Endlich verstand Ron, hob den Zauberstab und wiederholte laut und deutlich: „Accedo!" Das Buschwerk vor ihnen teilte sich und zum Vorschein kam ein eigentümliches Bauwerk aus alten Bruchsteinen, die in einem nicht sehr Vertrauen erweckenden Halbrund aufeinander gehäuft waren. Es wirkte ein wenig wie eine künstliche Höhle und Ron zog verwundert die Brauen zusammen.

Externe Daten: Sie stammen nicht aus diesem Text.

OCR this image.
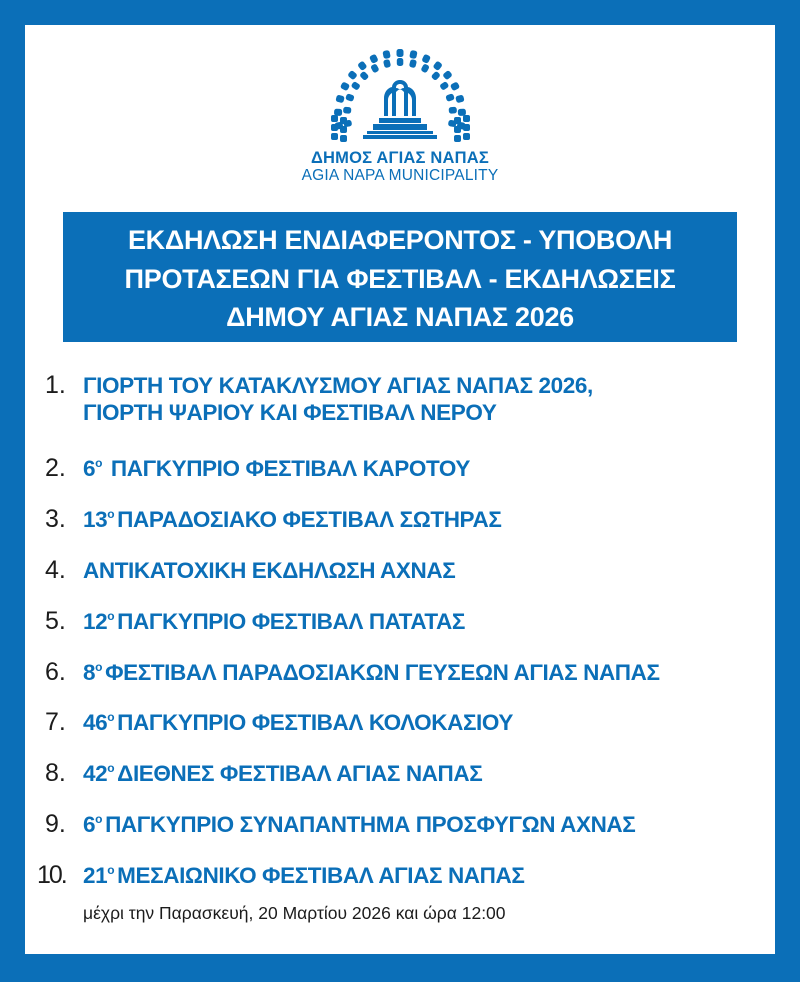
ΔΗΜΟΣ ΑΓΙΑΣ ΝΑΠΑΣ
AGIA NAPA MUNICIPALITY
ΕΚΔΗΛΩΣΗ ΕΝΔΙΑΦΕΡΟΝΤΟΣ - ΥΠΟΒΟΛΗ
ΠΡΟΤΑΣΕΩΝ ΓΙΑ ΦΕΣΤΙΒΑΛ - ΕΚΔΗΛΩΣΕΙΣ
ΔΗΜΟΥ ΑΓΙΑΣ ΝΑΠΑΣ 2026
1. ΓΙΟΡΤΗ ΤΟΥ ΚΑΤΑΚΛΥΣΜΟΥ ΑΓΙΑΣ ΝΑΠΑΣ 2026,
ΓΙΟΡΤΗ ΨΑΡΙΟΥ ΚΑΙ ΦΕΣΤΙΒΑΛ ΝΕΡΟΥ
2. $6^o$ ΠΑΓΚΥΠΡΙΟ ΦΕΣΤΙΒΑΛ ΚΑΡΟΤΟΥ
3. $13^o$ ΠΑΡΑΔΟΣΙΑΚΟ ΦΕΣΤΙΒΑΛ ΣΩΤΗΡΑΣ
4. ΑΝΤΙΚΑΤΟΧΙΚΗ ΕΚΔΗΛΩΣΗ ΑΧΝΑΣ
5. $12^o$ ΠΑΓΚΥΠΡΙΟ ΦΕΣΤΙΒΑΛ ΠΑΤΑΤΑΣ
6. $8^o$ ΦΕΣΤΙΒΑΛ ΠΑΡΑΔΟΣΙΑΚΩΝ ΓΕΥΣΕΩΝ ΑΓΙΑΣ ΝΑΠΑΣ
7. $46^o$ ΠΑΓΚΥΠΡΙΟ ΦΕΣΤΙΒΑΛ ΚΟΛΟΚΑΣΙΟΥ
8. $42^o$ ΔΙΕΘΝΕΣ ΦΕΣΤΙΒΑΛ ΑΓΙΑΣ ΝΑΠΑΣ
9. $6^o$ ΠΑΓΚΥΠΡΙΟ ΣΥΝΑΠΑΝΤΗΜΑ ΠΡΟΣΦΥΓΩΝ ΑΧΝΑΣ
10. $21^o$ ΜΕΣΑΙΩΝΙΚΟ ΦΕΣΤΙΒΑΛ ΑΓΙΑΣ ΝΑΠΑΣ
μέχρι την Παρασκευή, 20 Μαρτίου 2026 και ώρα 12:00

Snapes Mundwinkel zuckte. „Mein … erster Schutzzauber …" stieß er hervor und winkte Ron, ihm zu folgen. Zögernd betrat er den Steinhaufen durch einen schmalen Durchgang an der Seite. Man konnte nur sehr gebückt stehen und Ron ließ die erleuchtete Spitze seines Zauberstabes einmal im Kreis wandern. Von innen betrachtet wirkte alles ein wenig standfester. Das Bauwerk entpuppte sich als eine Art Kapelle und er ahnte, was das hier zu bedeuten hatte. Snape hatte ihm den Rücken zugedreht und war umständlich in die Knie gegangen. Er beugte sich über eine steinerne Erhöhung, auf der mehrere Gegenstände verteilt lagen.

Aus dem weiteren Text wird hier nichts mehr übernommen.